The doctor was explaining her blood results, but she wasn’t making eye contact, again. She sat folded up in her seat, looking quite intently at…nothing. The doctor stopped talking and she furrowed her brows. Ah, maybe she had been listening after all. We haven’t lost her yet.
“Kristina!” She looked at me, but her eyes kept shifting back to the empty space.
“I’m sorry. What?” She looked confused, and like she was trying to hear someone over loud party music.
“What do you hear right now?” I asked slowly.
She tensed. She denied animatedly about hearing voices or seeing people, but the evidence was there. She glanced back at the empty space once again, and stood up as if she had made a decision. “I only hear you, of course. Look. If there’s something wrong with my blood, give me a pill.” Her face was blank and her voice flat as she said this, and the doctor took notes. Suddenly she tensed and closed her eyes tight as if she were scared of something. She returned to her previous state in a second, though she was grinding her teeth now and her fists were clenched.
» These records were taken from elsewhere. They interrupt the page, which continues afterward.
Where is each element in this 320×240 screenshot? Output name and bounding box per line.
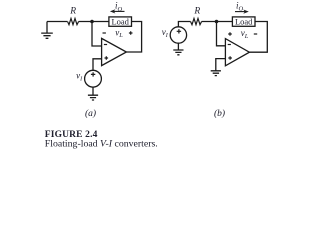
wire ground to resistor R (a) (47, 21, 68, 23)
Load box (a) (109, 17, 132, 26)
source vI (b) (170, 27, 186, 43)
noninverting input wire (a) (93, 59, 102, 71)
svg-text:Load: Load (235, 17, 253, 27)
svg-text:Floating-load V-I converters.: Floating-load V-I converters. (45, 138, 158, 149)
source vI (a) (85, 70, 102, 87)
svg-text:(b): (b) (214, 108, 225, 119)
svg-text:Load: Load (111, 17, 129, 27)
plus sign in source (b) (177, 29, 181, 33)
resistor R (b) (191, 19, 202, 25)
ground left of circuit (a) (41, 22, 53, 39)
svg-text:iO: iO (236, 0, 244, 12)
wire source to ground (a) (92, 87, 94, 95)
minus input marker (b) (228, 44, 231, 46)
wire source to ground (b) (177, 43, 179, 50)
ground at noninverting input (b) (211, 71, 221, 76)
Load box (b) (232, 17, 255, 26)
minus input marker (a) (104, 44, 107, 46)
inverting input wire (a) (92, 22, 102, 47)
label plus of vL (a) (129, 31, 133, 35)
op-amp U2 (b) (225, 39, 249, 66)
svg-text:vI: vI (76, 71, 83, 83)
junction node (b) (215, 20, 219, 24)
label minus of vL (a) (103, 32, 106, 34)
wire source up to resistor (b) (178, 22, 190, 27)
wire resistor to Load box (b) (202, 21, 233, 23)
noninverting input wire (b) (216, 59, 226, 71)
ground under source (b) (173, 50, 183, 55)
junction node (a) (90, 20, 94, 24)
plus sign in source (a) (91, 72, 95, 76)
wire resistor to Load box (a) (79, 21, 109, 23)
output wire (b) (249, 22, 267, 53)
plus input marker (a) (105, 56, 109, 60)
plus input marker (b) (228, 56, 232, 60)
svg-text:vL: vL (241, 28, 249, 40)
label minus of vL (b) (254, 33, 257, 35)
output wire (a) (126, 22, 141, 53)
label plus of vL (b) (228, 32, 232, 36)
current arrow iO (a) pointing left (114, 10, 125, 12)
svg-text:vI: vI (162, 27, 169, 39)
resistor R (a) (68, 19, 79, 25)
svg-text:R: R (69, 7, 76, 17)
inverting input wire (b) (217, 22, 226, 46)
svg-text:(a): (a) (85, 108, 96, 119)
svg-text:vL: vL (115, 27, 123, 39)
current arrow iO (b) pointing right (235, 11, 245, 13)
ground under source (a) (88, 95, 98, 100)
svg-text:R: R (193, 7, 200, 17)
op-amp U1 (a) (102, 38, 127, 65)
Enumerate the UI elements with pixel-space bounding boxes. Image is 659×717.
“Kristina…what do you hear?” I said, at the same time the doctor said “You don’t need pills, you need food.”
She glanced quickly at the two of us, then suddenly covered her ears and shut her eyes as her breathing became more labored. I stood and stepped toward her as she turned and ran out of the room, kicking and shaking the locked hospital door in the hallway. I reached her in a matter of seconds, as it was right outside the office. She turned again, her thin frame shaking violently as she ran quickly and gracefully out of mine and the other doctors’ reaches down to the other end of the hallway, where there was another locked door.
I held up a hand to the other doctors and walked calmly down the length of the hallway. Kristina spent a minute or so shaking and abusing the door with her hundred pound body as well as she could, then shot back as if she had been attacked. Her hands were over her ears again, before she collapsed down onto her knees and covered her mouth, with her other hand gripping her left arm. It first looked like she was grieving, but I quickly realized she was holding back a scream. She was in pain.
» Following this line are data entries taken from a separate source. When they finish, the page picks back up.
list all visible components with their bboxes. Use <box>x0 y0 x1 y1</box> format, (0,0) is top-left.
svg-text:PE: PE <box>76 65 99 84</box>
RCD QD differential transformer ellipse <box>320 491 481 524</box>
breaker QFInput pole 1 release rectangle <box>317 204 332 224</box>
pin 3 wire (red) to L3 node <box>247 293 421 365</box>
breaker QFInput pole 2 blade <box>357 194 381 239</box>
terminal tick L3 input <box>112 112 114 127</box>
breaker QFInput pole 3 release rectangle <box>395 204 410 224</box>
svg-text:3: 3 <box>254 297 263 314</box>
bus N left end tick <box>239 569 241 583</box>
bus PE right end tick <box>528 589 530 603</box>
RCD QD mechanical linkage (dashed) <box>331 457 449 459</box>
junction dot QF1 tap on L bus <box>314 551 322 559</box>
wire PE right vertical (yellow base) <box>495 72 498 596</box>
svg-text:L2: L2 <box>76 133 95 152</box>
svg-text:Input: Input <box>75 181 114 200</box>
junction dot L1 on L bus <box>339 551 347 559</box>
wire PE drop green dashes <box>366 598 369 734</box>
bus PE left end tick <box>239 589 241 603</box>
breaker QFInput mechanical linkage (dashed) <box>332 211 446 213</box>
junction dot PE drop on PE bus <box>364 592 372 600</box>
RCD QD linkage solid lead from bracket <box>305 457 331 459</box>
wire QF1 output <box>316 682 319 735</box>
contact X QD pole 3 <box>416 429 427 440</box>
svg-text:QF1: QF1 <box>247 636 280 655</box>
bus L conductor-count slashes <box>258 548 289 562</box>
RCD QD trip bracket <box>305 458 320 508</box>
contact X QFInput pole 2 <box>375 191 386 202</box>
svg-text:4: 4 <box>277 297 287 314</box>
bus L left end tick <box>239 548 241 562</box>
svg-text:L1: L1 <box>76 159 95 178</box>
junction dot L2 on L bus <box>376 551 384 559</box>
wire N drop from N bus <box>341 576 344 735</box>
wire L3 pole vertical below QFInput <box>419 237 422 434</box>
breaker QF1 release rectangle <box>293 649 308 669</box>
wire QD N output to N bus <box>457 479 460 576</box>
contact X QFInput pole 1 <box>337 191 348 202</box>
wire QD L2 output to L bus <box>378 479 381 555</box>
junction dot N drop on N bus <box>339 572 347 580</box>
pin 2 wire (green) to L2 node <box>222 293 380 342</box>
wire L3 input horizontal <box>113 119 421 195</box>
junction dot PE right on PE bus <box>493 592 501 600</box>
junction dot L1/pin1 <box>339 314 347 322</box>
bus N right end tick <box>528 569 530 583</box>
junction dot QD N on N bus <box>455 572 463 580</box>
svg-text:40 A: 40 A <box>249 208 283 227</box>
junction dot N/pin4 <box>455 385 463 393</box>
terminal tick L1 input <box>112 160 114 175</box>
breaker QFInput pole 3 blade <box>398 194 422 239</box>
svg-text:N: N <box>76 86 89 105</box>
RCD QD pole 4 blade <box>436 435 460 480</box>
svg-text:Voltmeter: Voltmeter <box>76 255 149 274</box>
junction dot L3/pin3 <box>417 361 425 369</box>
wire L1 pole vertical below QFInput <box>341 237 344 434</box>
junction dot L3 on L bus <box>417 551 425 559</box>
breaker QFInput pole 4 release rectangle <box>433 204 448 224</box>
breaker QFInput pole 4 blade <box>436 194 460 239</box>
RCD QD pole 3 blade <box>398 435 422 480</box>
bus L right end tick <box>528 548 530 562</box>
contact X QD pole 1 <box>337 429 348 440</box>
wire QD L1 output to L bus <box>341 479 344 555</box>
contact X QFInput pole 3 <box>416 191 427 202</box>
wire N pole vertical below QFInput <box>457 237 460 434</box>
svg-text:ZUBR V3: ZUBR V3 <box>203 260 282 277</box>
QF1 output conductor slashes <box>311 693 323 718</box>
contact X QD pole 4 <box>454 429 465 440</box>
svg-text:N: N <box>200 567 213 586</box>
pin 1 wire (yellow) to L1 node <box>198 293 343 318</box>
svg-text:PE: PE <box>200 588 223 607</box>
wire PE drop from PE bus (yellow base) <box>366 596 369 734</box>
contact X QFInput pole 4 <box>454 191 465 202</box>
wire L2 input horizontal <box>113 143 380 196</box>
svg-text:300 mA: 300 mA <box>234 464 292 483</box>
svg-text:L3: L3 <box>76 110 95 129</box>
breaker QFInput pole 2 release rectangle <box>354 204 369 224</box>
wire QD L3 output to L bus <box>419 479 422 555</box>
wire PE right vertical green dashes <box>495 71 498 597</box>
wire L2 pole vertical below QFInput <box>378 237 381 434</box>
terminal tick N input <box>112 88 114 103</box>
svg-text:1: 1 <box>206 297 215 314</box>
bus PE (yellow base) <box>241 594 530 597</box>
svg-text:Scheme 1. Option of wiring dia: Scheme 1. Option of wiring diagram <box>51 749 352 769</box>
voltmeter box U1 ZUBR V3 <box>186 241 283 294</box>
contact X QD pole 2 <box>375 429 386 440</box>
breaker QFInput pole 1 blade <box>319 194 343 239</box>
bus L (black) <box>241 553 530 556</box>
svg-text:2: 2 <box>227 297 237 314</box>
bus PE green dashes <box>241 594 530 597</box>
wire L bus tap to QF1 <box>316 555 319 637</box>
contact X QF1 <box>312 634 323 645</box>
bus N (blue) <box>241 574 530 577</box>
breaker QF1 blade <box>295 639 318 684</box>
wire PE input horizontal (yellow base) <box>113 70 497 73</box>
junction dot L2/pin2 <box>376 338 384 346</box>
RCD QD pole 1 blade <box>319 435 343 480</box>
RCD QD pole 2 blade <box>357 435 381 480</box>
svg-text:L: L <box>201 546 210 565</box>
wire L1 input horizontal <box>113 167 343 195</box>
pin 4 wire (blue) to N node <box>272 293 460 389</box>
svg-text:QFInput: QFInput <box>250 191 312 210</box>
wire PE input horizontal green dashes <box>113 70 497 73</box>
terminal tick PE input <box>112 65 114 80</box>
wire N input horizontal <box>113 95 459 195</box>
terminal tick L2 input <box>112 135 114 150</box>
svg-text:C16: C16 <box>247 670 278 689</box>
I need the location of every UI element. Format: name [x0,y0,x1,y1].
I ran to her as she bent over, tears finally falling down her emotionless face. I slid onto my knees in front of her and grabbed her shoulders. “What hurts?” We wanted her to show emotion, yes, but not physical pain. Even when she was in pain—for we had stuck her with so many needles and she had broken a bone or two because of her early onset osteoporosis—she never showed it. Something was horribly wrong.
“Now is not the time for the silent treatment, Kristina. What hurts?” She uncovered her mouth and gave out a high pitched cry, before opening her eyes wide and gasping. I looked down and saw her clutch her chest. She started falling over to her side, but I caught her and held her steady.
“She’s having a heart attack! Get the ER down here Now!” I took her pulse as her face calmed a little.
“Monica,” She choked out, “I won’t die yet. I’m not thin enough to die.”
I was about to disagree with her when she passed out, and her hand went limp as the ER team came running into the psych ward with their stretcher, for the fifth time that week.